DS1 (18) and a weekend away with GF's family

(32 Posts)
OneHandFlapping Wed 11-Apr-12 08:29:30

DS1 was fortunate enough to be invited away for the weekend to his GF's family's holiday house. He was wined and dine royally, with meals out and trips to cafes etc.

Initially I thought I should just let him get on with it, given that he is now over 18 (although still at school), I didn't get a say in whether he went, and he is supposed to finance his own leisure time.

Now I'm feeling guilty, as they have spent money on him, plus they took 2 cars down, so have spent extra on petrol.

Should I make an offer of money? There is no way DS1 would want to finance this himself, nor can I reciprocate.

I feel we are caught in a sort of limbo between childhood and adulthood here.

seeker Wed 11-Apr-12 09:47:51

I'm puzzled by this. Are you saying that if your child is invited out by another family to anything, you don't offer to pay for them? Really?

supernannyisace Wed 11-Apr-12 09:50:00

I wouldn't have offered £ for petrol or board - but I would expect the guest to write a thank you card - and send flowers or another appropriate gift afterwards?

I don't know your DS - but would hethink to do that? give him a nudge - will put your mind at rest and show the GF family that he is from a decent background grin.

I try and get our boys to think about offering to pay now and again - just drinks in a bar on hols or whatever - and to be fair - now and again my DS does offer.

It is important to realise that mum and dad don't pay for everything forever.

Hulababy Wed 11-Apr-12 09:56:24

I'd still see an 18y boyfriend of my 18y daughter (some way in future for us luckily) as a "kid" tbh, albeit an older one. Presumably they both live at home, and I bet the parents still see their daughter as a child in many ways too.

I'd not expect the boyfriend to contribute and if they did offer I would say thank you, but it's fine. TBH though I wouldn't expect a dependent person (and I am assuming the 18y boyfriend is still at home, maybe in sixth form?) to offer big expenses.

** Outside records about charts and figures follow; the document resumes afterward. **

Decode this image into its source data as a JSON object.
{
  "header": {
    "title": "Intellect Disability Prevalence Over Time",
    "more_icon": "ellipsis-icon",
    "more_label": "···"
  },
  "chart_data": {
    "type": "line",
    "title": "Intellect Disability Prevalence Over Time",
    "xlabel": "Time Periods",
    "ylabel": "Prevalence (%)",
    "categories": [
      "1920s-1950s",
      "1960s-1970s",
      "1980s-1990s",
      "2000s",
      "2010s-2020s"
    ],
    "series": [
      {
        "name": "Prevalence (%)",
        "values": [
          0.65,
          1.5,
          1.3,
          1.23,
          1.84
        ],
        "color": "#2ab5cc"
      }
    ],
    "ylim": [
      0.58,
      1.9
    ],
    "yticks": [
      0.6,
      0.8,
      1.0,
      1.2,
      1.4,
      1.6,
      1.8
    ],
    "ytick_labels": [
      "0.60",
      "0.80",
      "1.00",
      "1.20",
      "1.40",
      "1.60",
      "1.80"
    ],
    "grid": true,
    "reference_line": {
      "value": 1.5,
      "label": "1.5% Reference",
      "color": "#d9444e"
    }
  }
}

I think once they are living outside the family home and earning a proper wage it is different.

A bottle of wine, some flowers or chocolate, and a thank you is all that is needed I think.

Hulababy Wed 11-Apr-12 09:59:16

Seeker - yes, I do offer if someone takes DD out. For example, I have just had a text inviting my 10y DD out to lunch and the cinema with one of her school friends net week. I have said yes. I have not offered to pay as yet, but I will send her with a purse and mpney for sweets, and when DH drops her off her will offer to give the mum money for lunch/cinema. however, ime, it will not be accepted. But we will offer.

Likewise whenever we have taken any of DD's friends out for the day or for a meal with us we have always paid, and not accepted money from them or their parents.

chenin Wed 11-Apr-12 10:09:25

I have taken friends of DDs' away on holiday abroad and to be honest I would expect some sort of contribution but this has tended to be prior to them being 18. (It happened a few times at age 15, 16 etc.) For a weekend in this country, I wouldn't expect anything except an offer of paying for a drink etc (which I would turn down) but a week away with another child is expensive for meals out and suchlike.

When this has happened in the past, the Mum has got in touch with me and given me an amount to cover a meal or two etc and then the child takes their own spending money for a drink out with DD etc.

OneHandFlapping Wed 11-Apr-12 11:45:45

DS says that he didn't offer to pay for anything, but there were 10 people there (older sister had BF there, who also didn't pay for anything, despite being late 20s) and even coffee for everyone would have been v.pricey.

He will take flowers and thank you card. TBH, I thought they would be left to their own devices more before he went away (and I was seething too much over the fact that he has done NO A level revision to discuss this rationally).

Thanks for advice.

MsNorbury Wed 11-Apr-12 12:53:10

Yes but not petrol FFs.
Id send Ice cream
Money when they were small

Or a thank you gift of older. They're going anyway. Petrol money is almost insulting.